By the end of Sefer Bamidbar, Moses’s career as a leader seemed to have come to its end. He had appointed his successor, Joshua, and it would be he, not Moses, who would lead the people across the Jordan into the Promised Land. Moses seemed to have achieved everything he was destined to achieve. For him there would be no more battles to fight, no more miracles to perform, no more prayers to make on behalf of the people.
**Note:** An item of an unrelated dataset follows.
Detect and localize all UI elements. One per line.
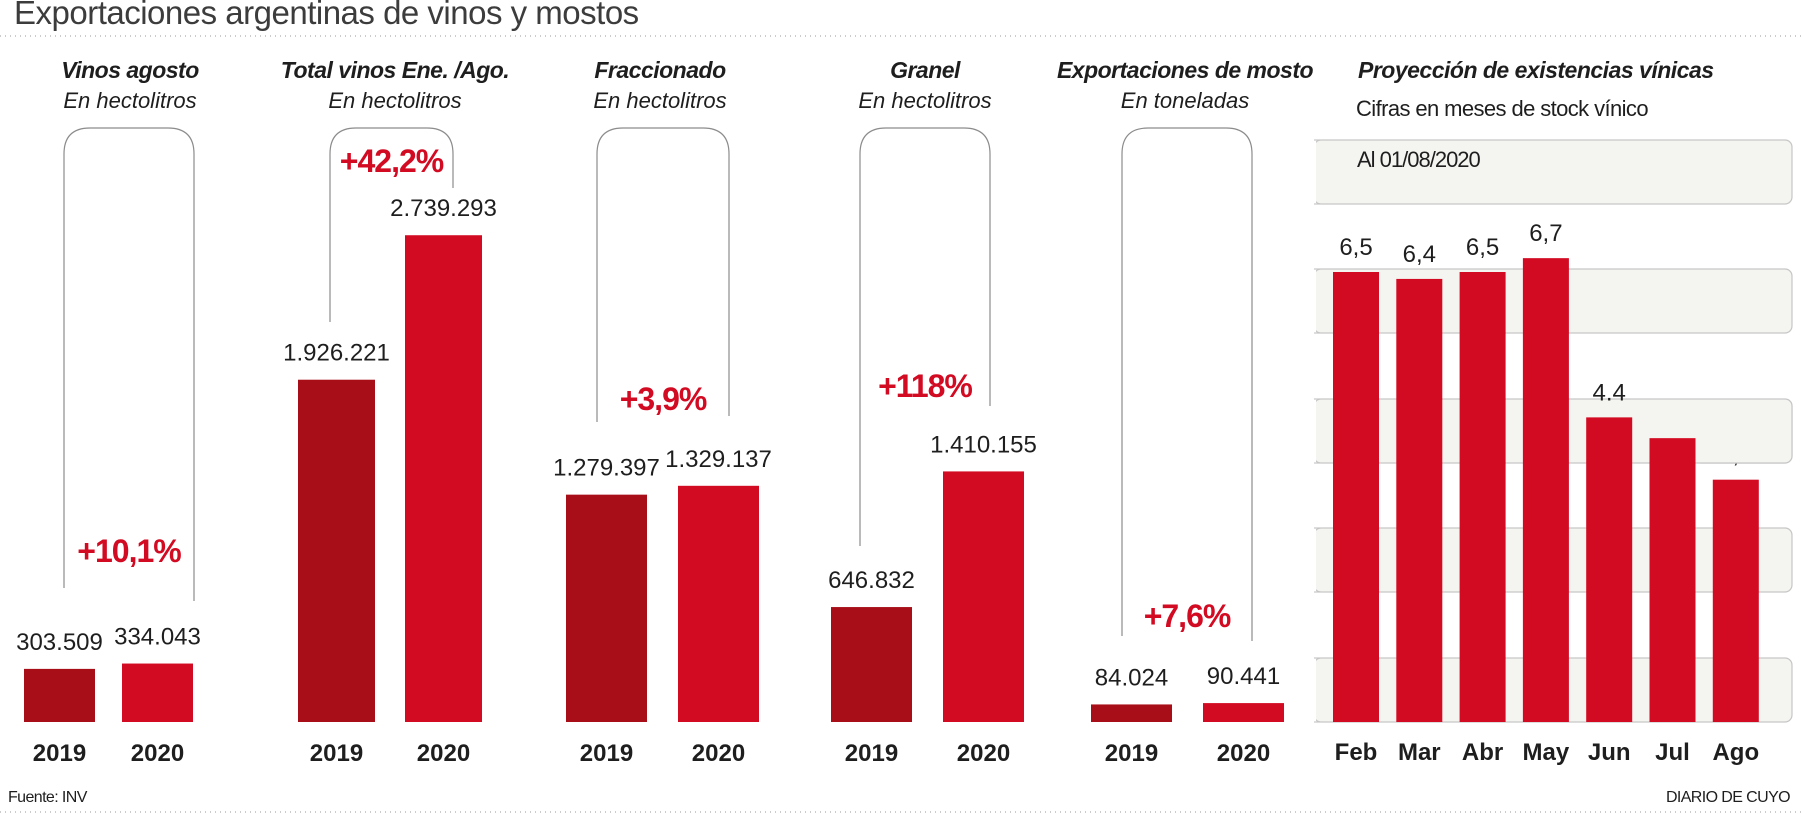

It is what Moses did next that bears the mark of greatness. For the last month of his life he assembled the people and delivered the series of addresses we know as Sefer Devarim, literally “words.” In them he reviewed the people’s past and foresaw their future. He gave them laws, some he had given them before but in a different form, others that were new and that he had waited to announce until the people were about to enter the land. Linking all these details of law and history into a single overarching vision, he taught the people to see themselves as an am kadosh, a holy people, the only people whose sovereign and lawgiver was God himself.
If someone who knew nothing about Judaism and the Jewish people were to ask you for a single book that would explain them both – who Jews are and why they do what they do – the best answer would be Devarim. No other book so encapsulates and dramatizes all the key elements of Judaism as a faith and way of life.
In a much-watched TED lecture (and a book with the same name),Simon Sinek says that the transformative leaders are those who “Start with Why.” More poetically, Antoine de Saint-Exupery said, “If you want to build a ship, don’t drum up people together to collect wood and don’t assign them tasks and work, but rather teach them to long for the endless immensity of the sea.”
In Devarim, Moses gave the people their Why. They are God’s people, the nation on whom He has set his love, the people He rescued from slavery and gave, in the form of the commandments, the constitution of liberty. They may be small but they are unique. They are the people who, in themselves, testify to something beyond themselves. They are the people whose fate will defy the normal laws of history. Other nations, says Moses, will recognize the miraculous nature of the Jewish story – and so, from Blaise Pascal to Nikolai Berdyaev and beyond, they did.
In the last month of his life Moses ceased to be the liberator, the miracle worker and redeemer, and became instead Moshe Rabbeinu – Moses, our teacher. He was the first instance in history of a leadership type in which Jews have excelled: the leader-as- teacher.
Moses surely knew that some of his greatest achievements would not last forever. The people he had rescued would one day suffer exile and persecution again. The next time, though, they would not have a Moses to do miracles. So he planted a vision in their minds, hope in their hearts, a discipline in their deeds, and a strength in their souls that would never fade. When leaders become educators they change lives.
In a powerful essay, “Who is fit to lead the Jewish people?” Rabbi Joseph Soloveitchik contrasted the Jewish attitude to kings and teachers as leadership types. The Torah places severe limits on the power of kings. They must not multiply gold, or wives, or horses. A king is commanded “not to consider himself better than his fellow Israelites nor turn from the law to the right or to the left” (Deuteronomy 17:20).